The players and the staff say they felt this connection to the city during their time there. “The men’s program mentored and had The Artic Foxes Youth Hockey Association, the Women’s had a Big Sister program with Pens Elite,” Scholley says. “Both programs have outstanding young men and young women, and they’ve done an outstanding job on and off the ice.” Shafer says he thinks as fondly of his time in the community as on the ice. “It will be a huge blow. ... I made it and tried my best to do the same for the youth hockey players in Pittsburgh,” says Diffendal. “I hope young kids don’t stop pursuing the sport. It was a privilege to be role models for this community in Western Pennsylvania.”

The move will have an immediate impact on the current players as well. While the school’s statement says it “will honor all scholarships currently being received by the student-athletes whose sports are being discontinued and will assist those who wish to transfer,” the reality might not be so simple for some student athletes.

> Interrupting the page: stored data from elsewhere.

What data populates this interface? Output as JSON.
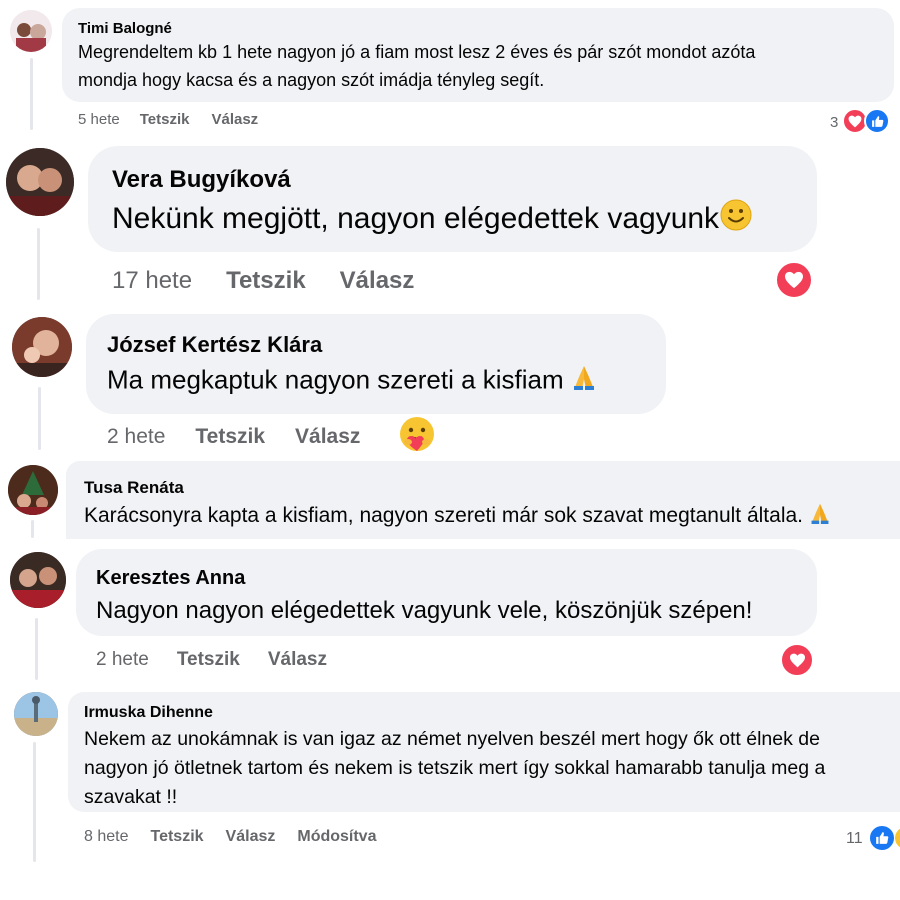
{
  "colors": {
    "bubble": "#f0f2f5",
    "meta": "#65676b",
    "heart": "#f33e58",
    "like": "#1877f2",
    "thread": "#e4e6eb"
  },
  "comments": [
    {
      "author": "Timi Balogné",
      "lines": [
        "Megrendeltem kb 1 hete nagyon jó a fiam most lesz 2 éves és pár szót mondot azóta",
        "mondja hogy kacsa és a nagyon szót imádja tényleg segít."
      ],
      "time": "5 hete",
      "like": "Tetszik",
      "reply": "Válasz",
      "reaction_count": "3",
      "reactions": [
        "heart-icon",
        "like-icon"
      ]
    },
    {
      "author": "Vera Bugyíková",
      "lines": [
        "Nekünk megjött, nagyon elégedettek vagyunk"
      ],
      "time": "17 hete",
      "like": "Tetszik",
      "reply": "Válasz",
      "reactions": [
        "heart-icon"
      ]
    },
    {
      "author": "József Kertész Klára",
      "lines": [
        "Ma megkaptuk nagyon szereti a kisfiam"
      ],
      "time": "2 hete",
      "like": "Tetszik",
      "reply": "Válasz",
      "reactions": [
        "care-emoji-icon"
      ]
    },
    {
      "author": "Tusa Renáta",
      "lines": [
        "Karácsonyra kapta a kisfiam, nagyon szereti már sok szavat megtanult általa."
      ]
    },
    {
      "author": "Keresztes Anna",
      "lines": [
        "Nagyon nagyon elégedettek vagyunk vele, köszönjük szépen!"
      ],
      "time": "2 hete",
      "like": "Tetszik",
      "reply": "Válasz",
      "reactions": [
        "heart-icon"
      ]
    },
    {
      "author": "Irmuska Dihenne",
      "lines": [
        "Nekem az unokámnak is van igaz az német nyelven beszél mert hogy ők ott élnek de",
        "nagyon jó ötletnek tartom és nekem is tetszik mert így sokkal hamarabb tanulja meg a",
        "szavakat !!"
      ],
      "time": "8 hete",
      "like": "Tetszik",
      "reply": "Válasz",
      "edited": "Módosítva",
      "reaction_count": "11",
      "reactions": [
        "like-icon",
        "haha-icon"
      ]
    }
  ]
}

With the new academic year set to start in a couple of months, most programs have already set their rosters and scholarships for the upcoming season. And because of the pandemic shutting down the 2020 season, athletes are able to transfer this season without having to sit out a year like they normally would, creating the deepest transfer portal ever seen in the NCAA. “It’s not about scholarship money right now, it’s about locker spots,” said Schooley. “It’s a challenge for these guys. For the coaches, there’s no head coaching jobs open in women’s, there’s no head coaching jobs open in men’s. It’s a challenging time for everybody involved.”

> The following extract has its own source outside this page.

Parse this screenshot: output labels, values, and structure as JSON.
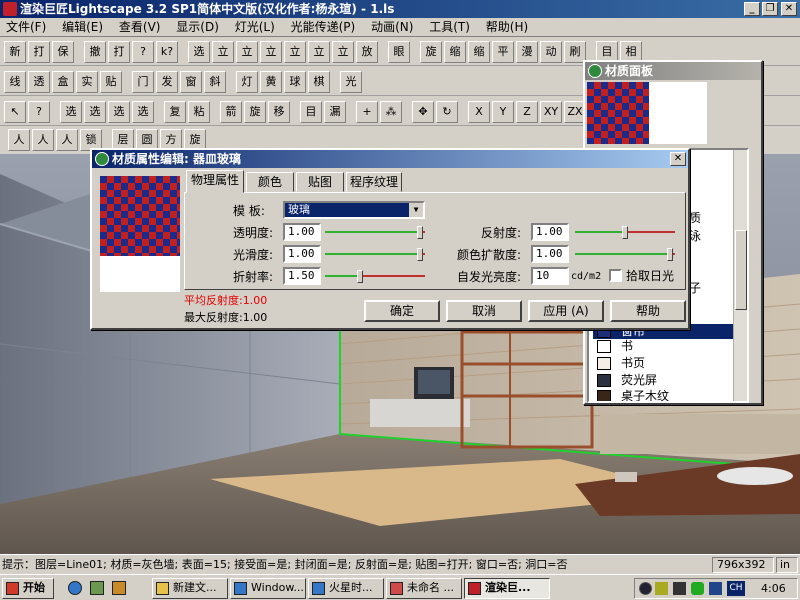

Many alumni are still holding out hope that they can do something to turn it around, but it will be an uphill fight. “I would think there will be a group of us who may push to get a meeting with leadership after securing a letter with as many hockey alumni signatures as possible,” Shafer says. “I wouldn’t want to do anything out of turn but as an alumni of the university and program, we deserve answers and transparency.”

And as for the people left in this decision’s wake, reality still hasn’t quite sunk in yet. “It’s been sad, it’s been disappointing, it’s been shocking,” says Schooley. “We just want to keep playing. We feel like we’ve got two really good programs, and we just want to keep going. ... Thank you to the city of Pittsburgh, thank you to Moon Township, thank you to everyone that’s made us feel welcome for the last 17 years.”

“Growing up in the Pittsburgh area, I’ve watched RMU Hockey teams and have played at the RMU rink for the past 18 years,” says Diffendal. “When I would walk into the rink, I would see the student-athlete pictures on the wall, and I wanted to be just like them when I got older. For all the young girls and boys who looked up to the players on both teams, just as I did when I learned to play, I’m sorry it had to end this way.”